Women play a strong role in peacebuilding and recovery processes in Kyrgyzstan, whether that is dealing with the effects of the COVID-19 pandemic or dealing with local tensions. Therefore, women’s involvement in peacebuilding at all levels is important for lasting peace and preventing gender-based violence (GBV) is a first step to empowering women and promoting their engagement in peacebuilding and community development.

In the first phase of our project, research showed that most interventions on preventing gender-based violence against women and girls in Kyrgyzstan have not focused on or include religious communities. And since religious leaders are highly influential in Kyrgyzstan, we saw an opportunity to start working closely with them on the issue.

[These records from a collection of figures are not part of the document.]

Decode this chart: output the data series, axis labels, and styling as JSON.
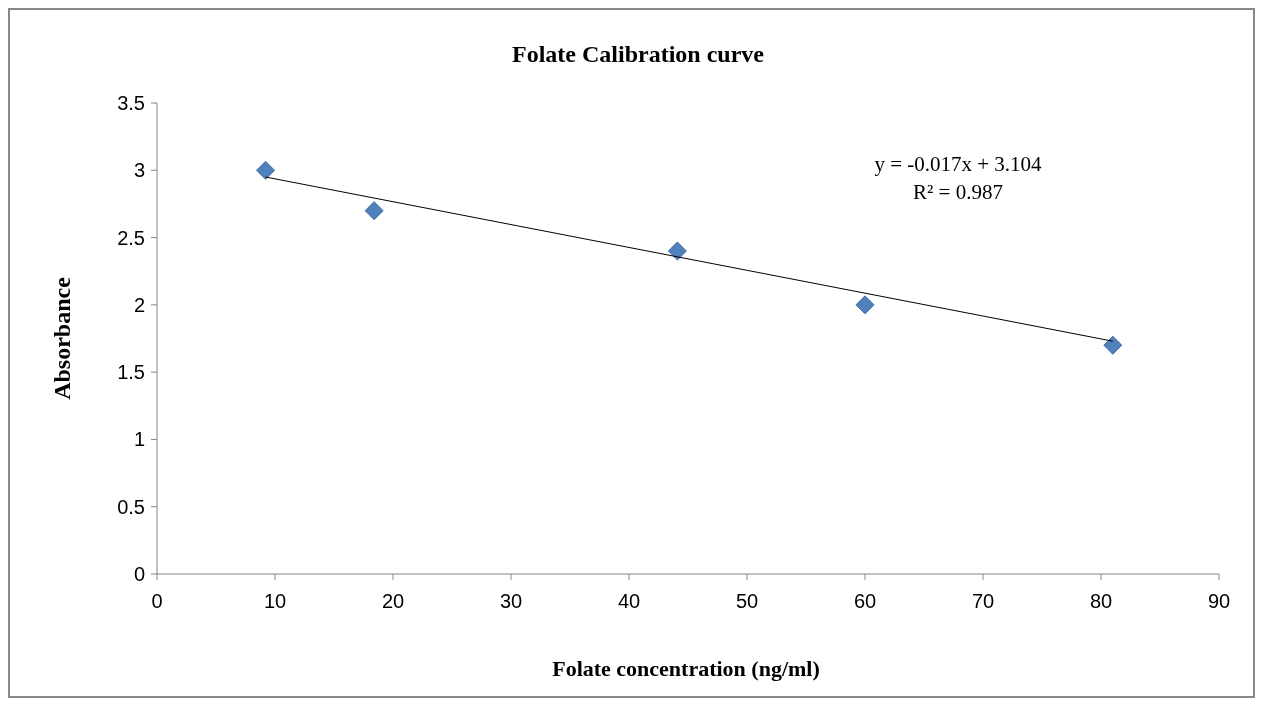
{
  "chart_data": {
    "type": "scatter",
    "title": "Folate Calibration curve",
    "xlabel": "Folate concentration (ng/ml)",
    "ylabel": "Absorbance",
    "annotations": [
      "y = -0.017x + 3.104",
      "R² = 0.987"
    ],
    "x": [
      9.2,
      18.4,
      44.1,
      60,
      81
    ],
    "series": [
      {
        "color": "#4f81bd",
        "marker": "diamond",
        "values": [
          3.0,
          2.7,
          2.4,
          2.0,
          1.7
        ]
      },
      {
        "type": "line",
        "color": "#000000",
        "x": [
          9.2,
          81
        ],
        "values": [
          2.95,
          1.73
        ],
        "marker": "none",
        "line_style": "solid"
      }
    ],
    "xlim": [
      0,
      90
    ],
    "xticks": [
      0,
      10,
      20,
      30,
      40,
      50,
      60,
      70,
      80,
      90
    ],
    "ylim": [
      0,
      3.5
    ],
    "yticks": [
      0,
      0.5,
      1,
      1.5,
      2,
      2.5,
      3,
      3.5
    ],
    "grid": false
  }
}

Main results of the first phase of the project:

  • Participants from religious communities who took part in our gender sensitization training were ready to put the acquired knowledge and skills into practise within their communities.
  • Recommendations that were provided to state representatives about engaging religious leaders in the development of the National Strategy for Achieving Gender Equality for 2021-2030 and the National Action Plan on gender (NAP) for 2021-2023 will be used to inform the National Strategy and NAP design.
  • There is a need to create a lexicon to convey the principles of the rule of law and gender equality in simple and accessible language to be used in rural areas where such terminology is not widely used or understood.

This next phase of the project will build on evidence collected during Alert’s previous intervention that, while taboo, gender-based violence against women and girls can be discussed in religious communities with the assistance and facilitation of religious leaders, who can themselves play prominent roles in campaigns to prevent violence in their communities. Additionally, the project will generate important evidence to feed into the NAP’s development as well as pilot new language and terms on how to broach the topic of gender equality in Kyrgyz-language speaking communities more effectively.

This will help prevent violence, and allow communities and the issues they are facing to be better understood. We expect religious communities to be increasingly included in GBV prevention processes, from covering religious communities and their role in the NAP on gender 2021-2023 to strengthening cooperation between state bodies and religious organisations to prevent violence against women and girls.

It started in May 2021 and will end in October 2021.